South by Southwest (aka SXSW) just happened. It didn't happen quite as drunkenly as it had for me in the past. In fact, I was sober the entire time. I actually drank nothing but water - with exception to the 3 Zico coconut waters, which are entirely delicious, by the way. In any case, I did feel quite energy-zapped by yesterday afternoon just from all of the walking around (I probably averaged a good 3 miles/day) and all of the awesome live music and crazy people everywhere. But even in all the craziness, I came to a few conclusions about myself and my life. Here goes...
1) I desperately want to write music again. I've been DYING [Repeat: DIE. ING.] to sing again for a long time. I think about it every day. So, I decided I will write again and try to play all of my songs on a sweet little ukulele. I'm currently searching for one as I type this. (Etsy rox.)
2) Speaking of writing music, I'm gonna write happy little love songs. And when I sing them, I'm gonna wear a cute, brightly colored dress. That's just how it's gonna be. Why? Because I'm a happy person. And that's what happy people do. Ok, not all happy people wear cute dresses and sing silly love songs while playing a ukulele, but it seems appropriate. At least, for me it does.

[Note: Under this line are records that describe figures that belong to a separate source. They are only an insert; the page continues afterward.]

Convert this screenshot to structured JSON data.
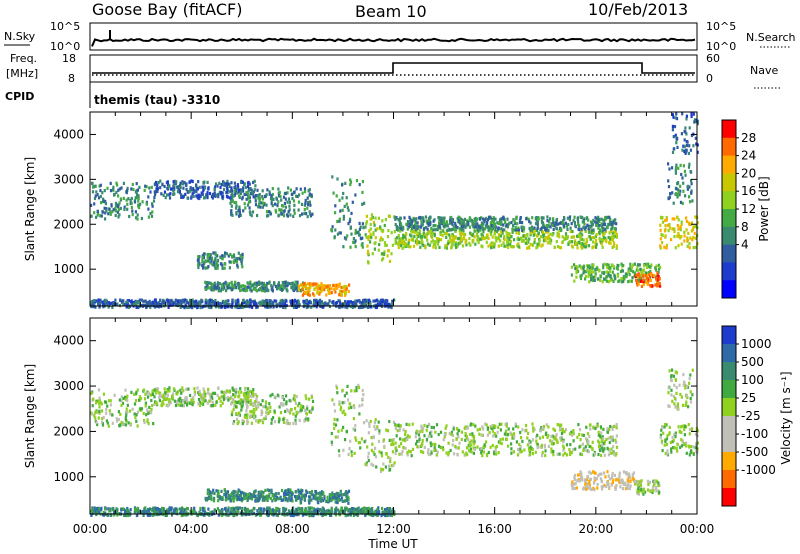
{
  "header": {
    "station": "Goose Bay (fitACF)",
    "beam": "Beam 10",
    "date": "10/Feb/2013"
  },
  "noise_panel": {
    "left_label": "N.Sky",
    "right_label": "N.Search",
    "left_ticks": [
      "10^5",
      "10^0"
    ],
    "right_ticks": [
      "10^5",
      "10^0"
    ]
  },
  "freq_panel": {
    "left_label_line1": "Freq.",
    "left_label_line2": "[MHz]",
    "right_label": "Nave",
    "left_ticks": [
      18,
      8
    ],
    "right_ticks": [
      60,
      0
    ]
  },
  "cpid": {
    "label": "CPID",
    "value": "themis (tau) -3310"
  },
  "x_axis": {
    "label": "Time UT",
    "ticks": [
      "00:00",
      "04:00",
      "08:00",
      "12:00",
      "16:00",
      "20:00",
      "00:00"
    ]
  },
  "chart_data": [
    {
      "type": "heatmap",
      "panel": "power",
      "ylabel": "Slant Range [km]",
      "yticks": [
        1000,
        2000,
        3000,
        4000
      ],
      "ylim": [
        180,
        4500
      ],
      "xlim_hours": [
        0,
        24
      ],
      "colorbar": {
        "label": "Power [dB]",
        "ticks": [
          "28",
          "24",
          "20",
          "16",
          "12",
          "8",
          "4"
        ],
        "colors": [
          "#ff0000",
          "#ff6a00",
          "#ffaa00",
          "#c8c800",
          "#90d020",
          "#44aa44",
          "#3a8a70",
          "#305ca0",
          "#1e3ccc",
          "#0000ff"
        ]
      },
      "regions": [
        {
          "t": [
            0.0,
            2.5
          ],
          "r": [
            2150,
            2950
          ],
          "level": 3
        },
        {
          "t": [
            2.5,
            6.5
          ],
          "r": [
            2600,
            3000
          ],
          "level": 2
        },
        {
          "t": [
            5.5,
            8.8
          ],
          "r": [
            2200,
            2850
          ],
          "level": 3
        },
        {
          "t": [
            9.5,
            10.8
          ],
          "r": [
            1500,
            3100
          ],
          "level": 3
        },
        {
          "t": [
            10.8,
            12.0
          ],
          "r": [
            1150,
            2300
          ],
          "level": 5
        },
        {
          "t": [
            12.0,
            20.8
          ],
          "r": [
            1500,
            1900
          ],
          "level": 5
        },
        {
          "t": [
            12.0,
            20.8
          ],
          "r": [
            1900,
            2200
          ],
          "level": 3
        },
        {
          "t": [
            19.0,
            22.5
          ],
          "r": [
            750,
            1150
          ],
          "level": 4
        },
        {
          "t": [
            21.5,
            22.5
          ],
          "r": [
            650,
            950
          ],
          "level": 8
        },
        {
          "t": [
            22.5,
            24.0
          ],
          "r": [
            1500,
            2200
          ],
          "level": 6
        },
        {
          "t": [
            22.8,
            23.8
          ],
          "r": [
            2500,
            3400
          ],
          "level": 3
        },
        {
          "t": [
            4.2,
            6.0
          ],
          "r": [
            1050,
            1400
          ],
          "level": 3
        },
        {
          "t": [
            4.5,
            8.5
          ],
          "r": [
            550,
            750
          ],
          "level": 3
        },
        {
          "t": [
            8.2,
            10.2
          ],
          "r": [
            450,
            720
          ],
          "level": 7
        },
        {
          "t": [
            0.0,
            12.0
          ],
          "r": [
            180,
            350
          ],
          "level": 2
        },
        {
          "t": [
            23.0,
            24.0
          ],
          "r": [
            3600,
            4500
          ],
          "level": 2
        }
      ]
    },
    {
      "type": "heatmap",
      "panel": "velocity",
      "ylabel": "Slant Range [km]",
      "yticks": [
        1000,
        2000,
        3000,
        4000
      ],
      "ylim": [
        180,
        4500
      ],
      "xlim_hours": [
        0,
        24
      ],
      "colorbar": {
        "label": "Velocity [m s⁻¹]",
        "ticks": [
          "1000",
          "500",
          "100",
          "25",
          "-25",
          "-100",
          "-500",
          "-1000"
        ],
        "colors": [
          "#1e3ccc",
          "#2e6aa8",
          "#3a8a70",
          "#40aa40",
          "#90d020",
          "#c0c0b8",
          "#c0c0b8",
          "#ffaa00",
          "#ff6a00",
          "#ff0000"
        ]
      },
      "regions": [
        {
          "t": [
            0.0,
            2.5
          ],
          "r": [
            2150,
            2950
          ],
          "level": 5
        },
        {
          "t": [
            2.5,
            6.5
          ],
          "r": [
            2600,
            3000
          ],
          "level": 5
        },
        {
          "t": [
            5.5,
            8.8
          ],
          "r": [
            2200,
            2850
          ],
          "level": 5
        },
        {
          "t": [
            9.5,
            10.8
          ],
          "r": [
            1500,
            3100
          ],
          "level": 5
        },
        {
          "t": [
            10.8,
            12.0
          ],
          "r": [
            1150,
            2300
          ],
          "level": 5
        },
        {
          "t": [
            12.0,
            20.8
          ],
          "r": [
            1500,
            2200
          ],
          "level": 5
        },
        {
          "t": [
            19.0,
            21.5
          ],
          "r": [
            750,
            1150
          ],
          "level": 3
        },
        {
          "t": [
            21.5,
            22.5
          ],
          "r": [
            650,
            950
          ],
          "level": 5
        },
        {
          "t": [
            22.5,
            24.0
          ],
          "r": [
            1500,
            2200
          ],
          "level": 5
        },
        {
          "t": [
            22.8,
            23.8
          ],
          "r": [
            2500,
            3400
          ],
          "level": 5
        },
        {
          "t": [
            4.5,
            8.5
          ],
          "r": [
            500,
            750
          ],
          "level": 7
        },
        {
          "t": [
            8.2,
            10.2
          ],
          "r": [
            450,
            720
          ],
          "level": 7
        },
        {
          "t": [
            0.0,
            12.0
          ],
          "r": [
            180,
            350
          ],
          "level": 7
        }
      ]
    }
  ]
}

3) I'm going to wear ridiculously awesome dresses. I'm kind of going to give myself a makeover, essentially. I make my own dresses, so I have the capacity to re-create what I do. Not that I don't have awesome dresses now, I just think I've been playing it safe lately. I need to throw myself into myself, right? So, why not throw out all of the safety regulations with that?! That's totally me! And I love me! YAY!
4) I'm gonna learn Spanish. End of story. (And I'm gonna be really awesome at speaking it, too.)
5) I'm going to get that super sweet car wrap I've been dreaming about for a while. It's going to happen in the next year. No one can stop me.
6) Photography is another huge passion of mine. I'm gonna do more of that. I'll have more shows. And I will not care (or try not to if I do) if things don't sell - because honestly, I don't do it for the money. I do it for the love of art and self-expression. I should express myself more.
All of these things - these numbers above - are mere attempts of me just being me. I get ideas and I want to explore them. I haven't done this as much lately because I've really thrown myself into work - as I should, of course, since it's a rad ass business that is picking up - but I've made the decision to do what I really want to do as well. I don't care if I can't find a minute of sleep. If I live my life the way I think I should live it, I'll die one day the happiest lady ever. With happy love songs on her ukulele. And bright colors everywhere. I want to delve into my life because, let's face it, it's my life! My life is great and I love it so, so much, so why wouldn't I want to get deeper into it? What do I have to lose? I have no one but me to contend with, at least, for now, so I'm gonna make me happy, and hopefully, that will make others happy. I've concentrated so hard on the outward expression - which, don't get me wrong, is a beautiful, beautiful way to live life - but I've been wondering what the missing link is, and I think it's me. I need to foster my relationship within myself. That sounds so selfish, but I truly, deeply believe that if I do, then it will probably have some sort of effect on the happiness of others. After all, laughter is contagious, right?
I wanna laugh - all. the. live. long. day.
GET EXCITED!!!! THE WORLD IS BEAUTIFUL!